The construction of Bellevue railway depot is notable as with its railcar assembly facility, it has enabled the return of train manufacturing to Western Australia following the 1994 government closure of the Midland Railway Workshops.

==Function==
The depot will be connected East of Midland station by 1.7 km of dual line railway track parallel to the existing Arc Infrastructure rail alignment through Midland. Both narrow and standard gauge rail access is facilitated, allowing Transwa DMU railcars to be serviced and potentially stowed at Bellevue. For Transperth operations, the depot will likely serve the Airport, Ellenbrook, Fremantle, and Midland lines.

The depot and maintenance facility are intended to stow and service the Transperth B-series after they are gradually cascaded away from the Mandurah and Yanchep lines following the delivery of enough Transperth C-series railcars to operate those lines and begin retiring the ageing Transperth A-series railcars.
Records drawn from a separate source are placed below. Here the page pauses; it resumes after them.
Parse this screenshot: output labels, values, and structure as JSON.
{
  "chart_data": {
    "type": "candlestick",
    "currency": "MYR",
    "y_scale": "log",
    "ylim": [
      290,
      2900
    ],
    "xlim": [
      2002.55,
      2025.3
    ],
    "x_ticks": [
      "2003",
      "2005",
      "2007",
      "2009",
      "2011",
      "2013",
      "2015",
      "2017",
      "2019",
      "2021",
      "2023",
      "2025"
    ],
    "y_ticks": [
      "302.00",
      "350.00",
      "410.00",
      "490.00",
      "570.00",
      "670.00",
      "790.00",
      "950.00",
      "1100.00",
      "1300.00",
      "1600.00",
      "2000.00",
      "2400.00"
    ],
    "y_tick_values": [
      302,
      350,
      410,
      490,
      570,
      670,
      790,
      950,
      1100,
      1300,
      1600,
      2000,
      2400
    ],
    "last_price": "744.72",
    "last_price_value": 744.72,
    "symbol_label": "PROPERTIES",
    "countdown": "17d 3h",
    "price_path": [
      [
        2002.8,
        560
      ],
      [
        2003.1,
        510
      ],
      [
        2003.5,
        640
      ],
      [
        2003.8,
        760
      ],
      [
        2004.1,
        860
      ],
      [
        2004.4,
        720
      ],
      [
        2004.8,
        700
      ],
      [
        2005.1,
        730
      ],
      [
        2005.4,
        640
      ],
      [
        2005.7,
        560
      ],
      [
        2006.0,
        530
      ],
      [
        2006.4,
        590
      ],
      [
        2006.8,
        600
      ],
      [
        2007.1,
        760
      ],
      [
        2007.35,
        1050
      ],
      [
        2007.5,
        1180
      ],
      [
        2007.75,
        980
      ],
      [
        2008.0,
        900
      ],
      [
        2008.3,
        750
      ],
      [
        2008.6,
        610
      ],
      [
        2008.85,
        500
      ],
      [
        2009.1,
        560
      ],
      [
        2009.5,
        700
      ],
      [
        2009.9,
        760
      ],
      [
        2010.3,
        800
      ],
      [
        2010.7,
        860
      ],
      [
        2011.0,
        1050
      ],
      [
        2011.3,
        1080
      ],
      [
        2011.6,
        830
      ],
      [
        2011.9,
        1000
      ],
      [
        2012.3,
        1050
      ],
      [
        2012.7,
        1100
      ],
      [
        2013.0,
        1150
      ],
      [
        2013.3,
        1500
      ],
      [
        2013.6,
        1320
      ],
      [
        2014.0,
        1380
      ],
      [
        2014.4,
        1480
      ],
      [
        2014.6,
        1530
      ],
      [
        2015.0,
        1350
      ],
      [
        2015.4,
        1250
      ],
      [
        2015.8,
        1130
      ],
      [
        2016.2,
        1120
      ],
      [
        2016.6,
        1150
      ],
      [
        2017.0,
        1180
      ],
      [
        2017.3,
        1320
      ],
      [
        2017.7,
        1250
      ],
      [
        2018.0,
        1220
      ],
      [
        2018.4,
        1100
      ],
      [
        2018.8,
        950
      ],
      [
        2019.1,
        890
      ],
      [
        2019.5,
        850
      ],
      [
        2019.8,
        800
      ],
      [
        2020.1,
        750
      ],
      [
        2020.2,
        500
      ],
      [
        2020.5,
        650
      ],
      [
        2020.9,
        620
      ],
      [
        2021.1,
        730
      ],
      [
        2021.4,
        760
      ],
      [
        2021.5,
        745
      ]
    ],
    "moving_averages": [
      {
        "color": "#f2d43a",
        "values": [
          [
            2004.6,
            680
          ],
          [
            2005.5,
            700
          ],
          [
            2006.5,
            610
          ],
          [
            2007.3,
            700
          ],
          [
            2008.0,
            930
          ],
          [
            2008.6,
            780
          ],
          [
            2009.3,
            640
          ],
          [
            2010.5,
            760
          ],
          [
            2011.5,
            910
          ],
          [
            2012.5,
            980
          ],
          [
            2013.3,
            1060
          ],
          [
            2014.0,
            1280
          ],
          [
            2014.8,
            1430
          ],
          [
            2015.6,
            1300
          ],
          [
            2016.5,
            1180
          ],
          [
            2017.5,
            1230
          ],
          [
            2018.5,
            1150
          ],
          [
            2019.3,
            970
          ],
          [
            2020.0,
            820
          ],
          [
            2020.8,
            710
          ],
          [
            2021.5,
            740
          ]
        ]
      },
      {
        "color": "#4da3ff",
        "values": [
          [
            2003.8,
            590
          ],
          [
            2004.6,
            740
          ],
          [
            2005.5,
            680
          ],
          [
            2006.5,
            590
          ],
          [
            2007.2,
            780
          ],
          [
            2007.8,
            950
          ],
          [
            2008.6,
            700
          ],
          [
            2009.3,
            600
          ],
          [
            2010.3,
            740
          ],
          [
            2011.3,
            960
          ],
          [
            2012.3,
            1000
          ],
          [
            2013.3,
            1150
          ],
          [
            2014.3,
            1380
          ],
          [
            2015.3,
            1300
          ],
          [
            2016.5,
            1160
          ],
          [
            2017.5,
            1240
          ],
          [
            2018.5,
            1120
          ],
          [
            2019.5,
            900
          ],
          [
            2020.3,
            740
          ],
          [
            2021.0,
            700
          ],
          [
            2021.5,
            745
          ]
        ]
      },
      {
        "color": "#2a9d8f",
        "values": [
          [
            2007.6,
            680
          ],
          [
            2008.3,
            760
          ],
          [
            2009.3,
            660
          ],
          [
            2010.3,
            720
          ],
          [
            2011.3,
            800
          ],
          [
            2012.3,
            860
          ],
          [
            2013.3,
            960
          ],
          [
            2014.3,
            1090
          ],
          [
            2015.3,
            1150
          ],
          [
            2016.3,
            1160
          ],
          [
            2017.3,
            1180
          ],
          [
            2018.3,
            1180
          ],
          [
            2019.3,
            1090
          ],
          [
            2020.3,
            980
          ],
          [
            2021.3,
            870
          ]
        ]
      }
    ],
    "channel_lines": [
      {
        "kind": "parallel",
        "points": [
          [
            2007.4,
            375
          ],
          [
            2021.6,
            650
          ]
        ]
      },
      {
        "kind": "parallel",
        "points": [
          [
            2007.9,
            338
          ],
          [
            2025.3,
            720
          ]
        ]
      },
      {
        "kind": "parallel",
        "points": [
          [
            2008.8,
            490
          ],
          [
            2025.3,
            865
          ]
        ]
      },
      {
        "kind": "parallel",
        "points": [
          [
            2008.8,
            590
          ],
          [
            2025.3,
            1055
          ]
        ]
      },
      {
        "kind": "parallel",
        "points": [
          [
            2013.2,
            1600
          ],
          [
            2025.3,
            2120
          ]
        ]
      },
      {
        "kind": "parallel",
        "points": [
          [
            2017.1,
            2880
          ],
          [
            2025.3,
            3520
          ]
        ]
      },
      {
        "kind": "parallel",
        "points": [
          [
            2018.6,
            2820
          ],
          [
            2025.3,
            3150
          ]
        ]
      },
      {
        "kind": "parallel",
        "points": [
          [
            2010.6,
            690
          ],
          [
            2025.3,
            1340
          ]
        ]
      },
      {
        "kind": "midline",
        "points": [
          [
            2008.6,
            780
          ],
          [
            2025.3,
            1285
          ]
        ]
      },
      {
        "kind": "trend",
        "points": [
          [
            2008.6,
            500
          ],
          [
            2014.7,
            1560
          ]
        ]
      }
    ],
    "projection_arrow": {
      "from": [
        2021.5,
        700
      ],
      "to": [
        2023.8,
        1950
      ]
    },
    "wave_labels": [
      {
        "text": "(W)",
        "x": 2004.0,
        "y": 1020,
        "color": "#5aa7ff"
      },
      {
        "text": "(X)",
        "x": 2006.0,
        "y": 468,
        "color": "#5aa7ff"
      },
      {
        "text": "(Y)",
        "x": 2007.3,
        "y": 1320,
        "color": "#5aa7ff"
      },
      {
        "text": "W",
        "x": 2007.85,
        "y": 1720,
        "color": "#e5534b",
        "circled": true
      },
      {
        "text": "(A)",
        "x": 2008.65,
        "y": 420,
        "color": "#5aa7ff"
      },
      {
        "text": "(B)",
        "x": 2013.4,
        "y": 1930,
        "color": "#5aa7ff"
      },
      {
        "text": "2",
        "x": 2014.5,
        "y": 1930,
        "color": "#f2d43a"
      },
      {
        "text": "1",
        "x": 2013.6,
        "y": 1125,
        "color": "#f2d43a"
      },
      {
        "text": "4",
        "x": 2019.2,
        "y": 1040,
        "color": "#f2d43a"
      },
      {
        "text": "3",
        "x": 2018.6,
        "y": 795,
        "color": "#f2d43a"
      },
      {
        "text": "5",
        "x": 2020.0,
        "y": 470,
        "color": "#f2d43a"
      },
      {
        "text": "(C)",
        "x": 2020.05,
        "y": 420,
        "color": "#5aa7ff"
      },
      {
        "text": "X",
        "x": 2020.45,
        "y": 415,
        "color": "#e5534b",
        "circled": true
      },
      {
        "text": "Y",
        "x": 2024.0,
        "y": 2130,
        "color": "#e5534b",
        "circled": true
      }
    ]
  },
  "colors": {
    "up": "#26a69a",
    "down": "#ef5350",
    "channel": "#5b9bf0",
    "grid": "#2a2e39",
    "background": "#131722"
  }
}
The Bellevue Railcar Assembly Facility is currently leased to Alstom Transport and is where the Transperth C-series railcar EMU sets are being produced alongside the new Australind railcar DMU ADR/ADS sets. The first of the Transperth C-series sets to enter public service was set 130 on 7 April 2024. As of 2021 43 six-car Transperth C-series trains will be assembled and tested by Alstom at this facility.